The number of federal prosecutions against securities fraud is far lower under the Bush administration, according to new data. Indeed, the NY Times reports that this year, federal officials are on pace to bring the fewest prosecutions for securities fraud since at least 1991, according to data compiled by Syracuse University researchers.
According to the research,
there were 133 prosecutions for securities fraud in the first 11 months of this fiscal year.

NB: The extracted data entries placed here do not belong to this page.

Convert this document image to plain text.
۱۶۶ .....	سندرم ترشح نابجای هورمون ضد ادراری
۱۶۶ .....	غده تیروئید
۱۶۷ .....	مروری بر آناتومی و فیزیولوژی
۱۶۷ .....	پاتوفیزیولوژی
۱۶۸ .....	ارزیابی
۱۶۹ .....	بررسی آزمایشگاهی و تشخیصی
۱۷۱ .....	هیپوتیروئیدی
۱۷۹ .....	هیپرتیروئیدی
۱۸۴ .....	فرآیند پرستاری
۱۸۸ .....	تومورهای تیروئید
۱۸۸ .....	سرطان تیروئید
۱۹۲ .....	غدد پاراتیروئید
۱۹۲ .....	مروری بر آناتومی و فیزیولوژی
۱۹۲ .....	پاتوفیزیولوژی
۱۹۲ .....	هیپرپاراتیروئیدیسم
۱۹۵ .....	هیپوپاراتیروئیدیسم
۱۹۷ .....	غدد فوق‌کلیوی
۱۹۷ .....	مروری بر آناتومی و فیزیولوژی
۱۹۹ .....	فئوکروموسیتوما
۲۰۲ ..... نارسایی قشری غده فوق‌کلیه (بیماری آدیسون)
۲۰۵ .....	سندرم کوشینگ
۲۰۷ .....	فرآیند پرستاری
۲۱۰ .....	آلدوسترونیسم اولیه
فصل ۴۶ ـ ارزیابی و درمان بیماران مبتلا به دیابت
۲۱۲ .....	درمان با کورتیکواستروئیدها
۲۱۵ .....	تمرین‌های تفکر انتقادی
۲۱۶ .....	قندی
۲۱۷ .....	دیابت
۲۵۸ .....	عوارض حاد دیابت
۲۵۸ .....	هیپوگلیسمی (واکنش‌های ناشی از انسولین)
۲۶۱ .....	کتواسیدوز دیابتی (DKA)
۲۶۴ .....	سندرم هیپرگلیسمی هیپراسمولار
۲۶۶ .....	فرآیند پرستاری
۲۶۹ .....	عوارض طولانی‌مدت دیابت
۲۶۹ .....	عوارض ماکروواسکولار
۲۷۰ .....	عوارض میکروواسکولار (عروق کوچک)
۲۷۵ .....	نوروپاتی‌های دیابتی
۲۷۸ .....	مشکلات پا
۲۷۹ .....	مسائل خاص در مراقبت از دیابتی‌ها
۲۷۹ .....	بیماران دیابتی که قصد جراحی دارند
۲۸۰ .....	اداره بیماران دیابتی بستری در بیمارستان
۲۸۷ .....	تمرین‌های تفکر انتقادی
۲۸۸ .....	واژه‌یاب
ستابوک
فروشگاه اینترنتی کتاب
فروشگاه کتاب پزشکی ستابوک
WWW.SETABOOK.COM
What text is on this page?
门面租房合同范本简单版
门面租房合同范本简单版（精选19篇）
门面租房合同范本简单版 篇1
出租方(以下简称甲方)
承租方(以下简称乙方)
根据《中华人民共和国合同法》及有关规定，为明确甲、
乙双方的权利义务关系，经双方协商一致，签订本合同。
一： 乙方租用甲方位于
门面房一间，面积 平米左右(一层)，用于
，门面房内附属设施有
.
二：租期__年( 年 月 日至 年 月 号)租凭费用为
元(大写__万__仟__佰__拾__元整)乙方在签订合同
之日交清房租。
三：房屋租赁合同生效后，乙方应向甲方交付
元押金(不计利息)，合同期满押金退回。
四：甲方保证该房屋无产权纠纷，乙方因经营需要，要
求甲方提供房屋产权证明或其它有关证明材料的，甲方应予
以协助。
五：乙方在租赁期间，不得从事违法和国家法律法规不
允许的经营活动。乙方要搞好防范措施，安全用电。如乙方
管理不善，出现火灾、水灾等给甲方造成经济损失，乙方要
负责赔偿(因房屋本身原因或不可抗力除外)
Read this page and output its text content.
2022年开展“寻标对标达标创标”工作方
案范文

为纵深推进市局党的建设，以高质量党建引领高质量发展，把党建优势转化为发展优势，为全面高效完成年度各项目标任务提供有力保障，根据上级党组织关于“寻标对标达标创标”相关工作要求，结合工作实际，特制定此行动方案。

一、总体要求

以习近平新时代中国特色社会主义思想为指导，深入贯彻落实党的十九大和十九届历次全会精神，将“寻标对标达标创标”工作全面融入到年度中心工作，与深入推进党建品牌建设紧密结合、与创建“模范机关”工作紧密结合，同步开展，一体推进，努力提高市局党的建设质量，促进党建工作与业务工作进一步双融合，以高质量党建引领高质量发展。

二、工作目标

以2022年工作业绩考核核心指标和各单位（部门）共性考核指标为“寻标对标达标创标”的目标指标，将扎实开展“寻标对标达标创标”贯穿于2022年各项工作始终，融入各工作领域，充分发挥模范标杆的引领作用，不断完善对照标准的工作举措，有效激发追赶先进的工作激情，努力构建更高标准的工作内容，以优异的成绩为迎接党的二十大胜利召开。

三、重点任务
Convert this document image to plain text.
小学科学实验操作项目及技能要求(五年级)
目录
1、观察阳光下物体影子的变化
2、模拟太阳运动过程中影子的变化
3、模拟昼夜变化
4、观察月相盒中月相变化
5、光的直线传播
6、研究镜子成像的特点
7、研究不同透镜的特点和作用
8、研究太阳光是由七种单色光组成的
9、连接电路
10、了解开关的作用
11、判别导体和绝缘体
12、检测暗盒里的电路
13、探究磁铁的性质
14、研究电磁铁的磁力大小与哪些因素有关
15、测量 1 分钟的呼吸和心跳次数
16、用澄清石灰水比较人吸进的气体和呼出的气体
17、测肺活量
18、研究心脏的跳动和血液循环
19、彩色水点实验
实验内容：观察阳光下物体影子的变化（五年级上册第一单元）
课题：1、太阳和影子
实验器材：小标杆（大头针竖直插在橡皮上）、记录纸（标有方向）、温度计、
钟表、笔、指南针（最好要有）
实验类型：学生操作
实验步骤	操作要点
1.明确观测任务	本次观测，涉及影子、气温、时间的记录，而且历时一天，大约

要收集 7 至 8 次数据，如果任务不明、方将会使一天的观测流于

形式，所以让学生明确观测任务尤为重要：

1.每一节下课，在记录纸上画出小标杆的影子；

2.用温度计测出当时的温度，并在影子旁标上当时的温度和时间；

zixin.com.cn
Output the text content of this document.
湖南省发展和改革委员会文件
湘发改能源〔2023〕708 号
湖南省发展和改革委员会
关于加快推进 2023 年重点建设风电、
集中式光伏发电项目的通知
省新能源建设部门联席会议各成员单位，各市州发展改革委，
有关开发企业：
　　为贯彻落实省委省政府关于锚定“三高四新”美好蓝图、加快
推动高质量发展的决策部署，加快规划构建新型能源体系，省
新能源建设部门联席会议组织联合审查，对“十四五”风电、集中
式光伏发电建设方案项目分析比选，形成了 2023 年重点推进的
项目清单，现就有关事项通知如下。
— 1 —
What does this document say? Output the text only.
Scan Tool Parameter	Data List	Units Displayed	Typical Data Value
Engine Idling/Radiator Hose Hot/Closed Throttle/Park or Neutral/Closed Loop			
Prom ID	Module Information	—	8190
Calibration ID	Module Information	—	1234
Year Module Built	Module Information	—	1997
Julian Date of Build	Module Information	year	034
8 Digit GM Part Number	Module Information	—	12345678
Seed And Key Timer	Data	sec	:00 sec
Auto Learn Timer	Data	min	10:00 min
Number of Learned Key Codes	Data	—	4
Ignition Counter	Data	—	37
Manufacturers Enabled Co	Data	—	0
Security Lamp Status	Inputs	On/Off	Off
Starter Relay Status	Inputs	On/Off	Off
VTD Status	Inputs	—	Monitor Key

That is down from 437 cases in 2000 and from a high of 513 cases in 2002, when Wall Street scandals from Enron to WorldCom led to a crackdown on corporate crime, the data showed.
At the S.E.C., agency investigations that led to Justice Department prosecutions for securities fraud dropped from 69 in 2000 to just 9 in 2007, a decline of 87 percent, the data showed.
The SEC’s Scott Friedstad, Deputy Director of Enforcement, said the numbers did not reflect “the reality that I see on the ground. We are as committed as ever to vigorous enforcement efforts,” he said.
Bernstein Litowitz’s Sean Coffey told the NY Times that the SEC’s enforcement efforts have been “awful” and that the SEC has “neutered the ability of the enforcement staff to be as proactive as they could be. It’s hard to square the motto of investor advocate with the way they’ve performed the last eight years.” He said the declining number of stock fraud prosecutions may be partly a result of the backlash the Bush administration experienced after its aggressive pursuit of corporate crime following the Enron collapse in 2002.